Pre-deploy commands and migrations

The most dangerous part of a deploy is running database migrations while the old code is still running. StackBlaze lets you define a pre-deploy command that runs before the rolling update starts. This is the safest place to run migrations.

Configure the pre-deploy command in Settings → Deploy → Pre-deploy command.

Writing safe migrations

Since both the old and new versions of your code may run simultaneously during a rolling update, migrations must be backward-compatible with the old code:

•
Adding a column: safe. Old code ignores columns it doesn't know about (in most ORMs).
•
Dropping a column: not safe in a single deploy. First deploy the code that stops using the column, then drop it in a separate migration deploy.
•
Renaming a column: not safe. Add the new column, copy data, update code to use both, then remove the old column in a later deploy.
•
Adding a non-nullable column without a default: not safe. Old code won't know to set it. Add with a default value first, then make it required later.

Failed migrations block the deploy

If your pre-deploy command exits with a non-zero code, the deploy is cancelled and no pods are updated. Your current version keeps running unaffected. Always test migrations on a staging environment first.

Graceful shutdown

When Kubernetes terminates a pod, it sends SIGTERM to the main process. Your application has up to 30 seconds to finish handling in-flight requests before it receives SIGKILL. Handle this signal to avoid dropping requests.

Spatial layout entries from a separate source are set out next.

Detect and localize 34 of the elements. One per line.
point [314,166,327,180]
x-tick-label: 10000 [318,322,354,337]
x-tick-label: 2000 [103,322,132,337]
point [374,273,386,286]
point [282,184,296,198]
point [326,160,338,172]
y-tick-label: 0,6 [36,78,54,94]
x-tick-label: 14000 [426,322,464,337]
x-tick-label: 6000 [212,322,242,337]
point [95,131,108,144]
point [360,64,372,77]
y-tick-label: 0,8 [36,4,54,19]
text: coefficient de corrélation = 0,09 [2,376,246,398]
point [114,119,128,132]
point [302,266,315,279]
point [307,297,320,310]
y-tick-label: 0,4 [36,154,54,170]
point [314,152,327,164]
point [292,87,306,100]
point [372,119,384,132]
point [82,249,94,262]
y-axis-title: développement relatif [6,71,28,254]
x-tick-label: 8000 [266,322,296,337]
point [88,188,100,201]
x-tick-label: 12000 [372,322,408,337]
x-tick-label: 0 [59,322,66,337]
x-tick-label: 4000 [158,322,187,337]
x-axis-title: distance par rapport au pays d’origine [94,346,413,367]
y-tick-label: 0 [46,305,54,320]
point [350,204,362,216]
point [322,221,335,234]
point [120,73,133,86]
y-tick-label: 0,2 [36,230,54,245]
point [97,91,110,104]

Graceful shutdown (Node.js)

import { createServer } from 'http'

const server = createServer(app)
server.listen(process.env.PORT || 8080)

let isShuttingDown = false

// Stop accepting new requests immediately
server.on('request', (req, res) => {
  if (isShuttingDown) {
    res.setHeader('Connection', 'close')
    res.status(503).json({ error: 'Server shutting down' })
  }
})

process.on('SIGTERM', () => {
  isShuttingDown = true
  console.log('SIGTERM received, closing server')

  server.close(() => {
    console.log('All connections closed, exiting')
    process.exit(0)
  })

  // Forcefully shut down after 25s (leave buffer before Kubernetes SIGKILL at 30s)
  setTimeout(() => {
    console.log('Force exit after timeout')
    process.exit(0)
  }, 25_000)
})

Under the hood

StackBlaze uses the Kubernetes RollingUpdate deployment strategy with maxSurge: 1 and maxUnavailable: 0. The readiness gate ensures pods only receive traffic after passing the configured probe. When a pod is terminated, Kubernetes removes it from the Service's endpoints list before sending SIGTERM, so no new requests are routed to it. The terminationGracePeriodSeconds is set to 30 seconds.